La moda del vermut no pasa y sigue siendo la bebida del aperitivo de los tarraconenses, en vaso o en copa, pero siempre con hielo, una rodajita de limón, otra de naranja y un chorrito de sifón. En este aperitivo nunca faltan las olivas y las patatas fritas; Yzaguirre (fundada en 1884) y Miró (en 1957), las dos de Reus, son las marcas preferidas. Siguiendo las nuevas modas de recuperar los sabores de antaño renacen como ave fénix la cerveza Rosita (Original, D’Ivori y la negra hecha con avellanas de Alcover) y el Suau, una bebida refrescante elaborada con café, gaseosa y azúcar, y que se ha de beber muy fría. El chartreuse no renace porque nunca se fue y sigue estando de moda; la mamadeta (chartreuse con granizado de limón) es la bebida oficial en las fiestas de Santa Tecla, ya que no hay que olvidar que los monjes cartujos franceses tuvieron una destilería en la Plaça dels Infants de Tarragona hasta el año 1989. El vino se guarda para las comidas.
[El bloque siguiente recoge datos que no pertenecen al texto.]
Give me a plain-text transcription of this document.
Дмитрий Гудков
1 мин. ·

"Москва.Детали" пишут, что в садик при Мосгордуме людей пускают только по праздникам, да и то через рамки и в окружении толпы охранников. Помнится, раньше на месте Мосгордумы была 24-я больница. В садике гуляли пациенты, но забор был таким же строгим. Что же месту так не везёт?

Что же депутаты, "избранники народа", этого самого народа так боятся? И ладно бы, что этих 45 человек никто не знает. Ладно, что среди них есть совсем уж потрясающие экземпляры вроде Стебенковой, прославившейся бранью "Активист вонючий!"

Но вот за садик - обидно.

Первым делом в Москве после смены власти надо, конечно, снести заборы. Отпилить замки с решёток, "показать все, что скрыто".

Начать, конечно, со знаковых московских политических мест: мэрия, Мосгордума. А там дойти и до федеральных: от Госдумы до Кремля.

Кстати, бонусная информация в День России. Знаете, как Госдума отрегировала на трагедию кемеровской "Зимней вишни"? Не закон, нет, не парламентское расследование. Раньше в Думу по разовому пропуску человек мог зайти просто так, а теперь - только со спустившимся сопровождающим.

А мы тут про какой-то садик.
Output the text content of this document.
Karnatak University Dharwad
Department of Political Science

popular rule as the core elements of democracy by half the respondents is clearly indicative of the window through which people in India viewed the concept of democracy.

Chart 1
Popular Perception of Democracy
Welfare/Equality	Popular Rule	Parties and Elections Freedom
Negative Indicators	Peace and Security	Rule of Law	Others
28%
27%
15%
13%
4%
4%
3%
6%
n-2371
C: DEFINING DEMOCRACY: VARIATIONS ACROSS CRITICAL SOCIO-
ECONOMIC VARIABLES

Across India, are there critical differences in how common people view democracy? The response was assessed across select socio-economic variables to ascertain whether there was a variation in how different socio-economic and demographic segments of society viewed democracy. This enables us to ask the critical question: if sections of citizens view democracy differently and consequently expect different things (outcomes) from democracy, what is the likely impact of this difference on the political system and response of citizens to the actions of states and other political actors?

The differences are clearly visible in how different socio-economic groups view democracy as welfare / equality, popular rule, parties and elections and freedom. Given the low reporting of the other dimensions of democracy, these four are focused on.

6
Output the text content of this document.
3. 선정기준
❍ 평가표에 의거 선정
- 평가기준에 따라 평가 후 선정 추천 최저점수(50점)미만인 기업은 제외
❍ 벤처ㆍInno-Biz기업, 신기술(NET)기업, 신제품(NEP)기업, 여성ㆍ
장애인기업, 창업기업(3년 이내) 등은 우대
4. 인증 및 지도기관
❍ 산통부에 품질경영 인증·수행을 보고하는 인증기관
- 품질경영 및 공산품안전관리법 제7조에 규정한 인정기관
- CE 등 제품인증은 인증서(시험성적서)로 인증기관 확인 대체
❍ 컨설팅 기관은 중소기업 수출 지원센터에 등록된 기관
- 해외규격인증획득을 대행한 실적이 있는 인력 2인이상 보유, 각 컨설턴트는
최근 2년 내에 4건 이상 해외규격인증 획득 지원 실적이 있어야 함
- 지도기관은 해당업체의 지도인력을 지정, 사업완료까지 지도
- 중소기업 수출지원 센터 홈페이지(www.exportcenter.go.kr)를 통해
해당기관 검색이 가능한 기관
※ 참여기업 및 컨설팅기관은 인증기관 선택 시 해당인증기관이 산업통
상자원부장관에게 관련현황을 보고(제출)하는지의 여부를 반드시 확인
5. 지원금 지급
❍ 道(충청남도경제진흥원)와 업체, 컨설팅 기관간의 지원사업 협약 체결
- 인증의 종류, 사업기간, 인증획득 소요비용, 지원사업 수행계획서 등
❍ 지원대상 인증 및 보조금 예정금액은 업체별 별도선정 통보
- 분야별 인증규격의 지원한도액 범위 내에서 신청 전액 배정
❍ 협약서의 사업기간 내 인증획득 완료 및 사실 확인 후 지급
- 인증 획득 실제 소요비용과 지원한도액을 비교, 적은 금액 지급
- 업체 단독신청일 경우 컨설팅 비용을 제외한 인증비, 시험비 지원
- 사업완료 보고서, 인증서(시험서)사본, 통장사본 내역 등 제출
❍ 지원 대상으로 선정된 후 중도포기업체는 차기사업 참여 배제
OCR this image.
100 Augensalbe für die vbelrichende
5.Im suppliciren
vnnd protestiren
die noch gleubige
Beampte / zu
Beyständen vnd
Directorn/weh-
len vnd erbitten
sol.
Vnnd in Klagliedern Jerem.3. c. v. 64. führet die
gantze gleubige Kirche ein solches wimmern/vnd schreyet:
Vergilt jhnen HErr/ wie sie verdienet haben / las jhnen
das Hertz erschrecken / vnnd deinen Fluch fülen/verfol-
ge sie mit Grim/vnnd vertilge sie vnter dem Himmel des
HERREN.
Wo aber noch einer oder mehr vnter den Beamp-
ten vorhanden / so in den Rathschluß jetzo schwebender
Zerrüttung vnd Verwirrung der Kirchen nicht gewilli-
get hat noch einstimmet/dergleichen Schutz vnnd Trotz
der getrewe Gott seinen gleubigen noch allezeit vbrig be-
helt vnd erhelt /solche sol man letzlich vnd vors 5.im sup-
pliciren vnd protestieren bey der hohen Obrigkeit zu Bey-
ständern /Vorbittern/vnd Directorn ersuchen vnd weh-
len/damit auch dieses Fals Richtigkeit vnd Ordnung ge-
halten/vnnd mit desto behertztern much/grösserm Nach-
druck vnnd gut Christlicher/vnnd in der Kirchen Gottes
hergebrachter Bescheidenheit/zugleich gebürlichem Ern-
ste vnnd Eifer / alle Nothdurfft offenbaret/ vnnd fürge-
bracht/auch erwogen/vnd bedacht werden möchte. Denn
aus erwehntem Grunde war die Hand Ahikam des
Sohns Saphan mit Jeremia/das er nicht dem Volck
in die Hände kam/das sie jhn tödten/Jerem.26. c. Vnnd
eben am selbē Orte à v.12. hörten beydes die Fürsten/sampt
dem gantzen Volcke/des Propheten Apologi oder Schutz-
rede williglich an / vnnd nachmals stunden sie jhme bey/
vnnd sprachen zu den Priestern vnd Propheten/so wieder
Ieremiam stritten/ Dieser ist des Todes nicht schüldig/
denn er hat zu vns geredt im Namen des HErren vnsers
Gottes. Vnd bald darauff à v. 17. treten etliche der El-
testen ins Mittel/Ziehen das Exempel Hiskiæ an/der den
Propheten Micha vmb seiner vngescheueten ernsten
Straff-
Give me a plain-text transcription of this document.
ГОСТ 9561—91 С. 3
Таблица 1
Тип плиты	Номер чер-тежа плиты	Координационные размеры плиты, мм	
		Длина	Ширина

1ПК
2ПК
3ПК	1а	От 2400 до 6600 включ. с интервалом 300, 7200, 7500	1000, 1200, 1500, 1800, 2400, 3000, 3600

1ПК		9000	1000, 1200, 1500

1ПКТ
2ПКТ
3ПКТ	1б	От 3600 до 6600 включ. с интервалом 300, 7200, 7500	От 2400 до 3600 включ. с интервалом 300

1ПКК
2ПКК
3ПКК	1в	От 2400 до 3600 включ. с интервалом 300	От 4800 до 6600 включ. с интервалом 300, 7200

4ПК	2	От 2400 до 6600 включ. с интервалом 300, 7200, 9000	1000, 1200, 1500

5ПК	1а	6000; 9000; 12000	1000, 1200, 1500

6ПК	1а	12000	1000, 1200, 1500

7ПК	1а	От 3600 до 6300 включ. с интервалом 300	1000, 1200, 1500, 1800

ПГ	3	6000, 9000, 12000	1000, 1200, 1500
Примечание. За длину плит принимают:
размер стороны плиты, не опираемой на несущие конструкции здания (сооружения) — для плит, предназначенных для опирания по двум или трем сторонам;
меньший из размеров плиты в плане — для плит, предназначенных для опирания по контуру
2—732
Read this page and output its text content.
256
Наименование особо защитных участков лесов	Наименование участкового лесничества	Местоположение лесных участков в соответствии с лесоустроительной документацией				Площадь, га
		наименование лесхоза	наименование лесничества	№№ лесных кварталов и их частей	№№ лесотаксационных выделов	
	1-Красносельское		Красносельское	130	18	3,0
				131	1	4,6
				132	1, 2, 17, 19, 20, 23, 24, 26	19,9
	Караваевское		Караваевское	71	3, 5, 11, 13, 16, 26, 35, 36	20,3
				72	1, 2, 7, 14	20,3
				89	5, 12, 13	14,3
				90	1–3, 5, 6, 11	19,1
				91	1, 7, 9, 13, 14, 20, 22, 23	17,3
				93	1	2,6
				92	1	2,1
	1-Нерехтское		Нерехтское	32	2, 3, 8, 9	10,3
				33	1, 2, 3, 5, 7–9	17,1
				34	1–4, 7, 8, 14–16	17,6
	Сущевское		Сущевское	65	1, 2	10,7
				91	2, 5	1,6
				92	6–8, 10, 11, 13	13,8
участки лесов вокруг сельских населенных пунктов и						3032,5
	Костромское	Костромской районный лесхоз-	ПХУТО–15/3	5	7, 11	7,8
Hay otras ofertas gastronómicas diferentes, como las que nos propone Tastets de ciutat (Degustando la ciudad). Son reuniones alrededor de una mesa, en una terraza, con un guía profesional que nos explica la ruta elegida. Hay tres rutas marcadas: la del Circo Romano, cuya reunión se hace en una terraza en la misma Plaza de la Font, situada encima de lo que fue el circo romano; la Ruta de la Catedral, con las explicaciones de la ciudad medieval, y la del Serrallo, que saborea la gastronomía del barrio pesquero y la historia de esos terrenos ganados al mar. El que la reunión se haga en una terraza no es cuestión baladí, ya que en las rutas se ofrece una bebida y una tapa gastronómica relacionada con la época (Roma, medieval y guiso marinero). Es una manera muy cómoda y lúdica de conocer la historia desde otra perspectiva.

Un menú romano.

Otra propuesta interesante es Tarraco Viva, un festival que pretende divulgar el patrimonio histórico y sensibilizar a los ciudadanos de la importancia de conservarlo. Durante el mes de mayo la ciudad se transforma y la Roma antigua resurge en cada esquina: teatro, música, mercados y gastronomía. La asociación Tarraco a Taula organiza también en esos días auténticos menús romanos con algunos restaurantes de la ciudad, incluyendo platos como pulpo a la brasa con rosas o higos con pato.

Por último, podemos contactar con un bloguero, muy conocido en el mundo de los cocinitas, el cocinerofiel.com, que aspira a redescubrir “el estilo de vida mediterráneo a través de historias cotidianas y personas extraordinarias”. Y seguro que nos dará algunas pistas interesantes.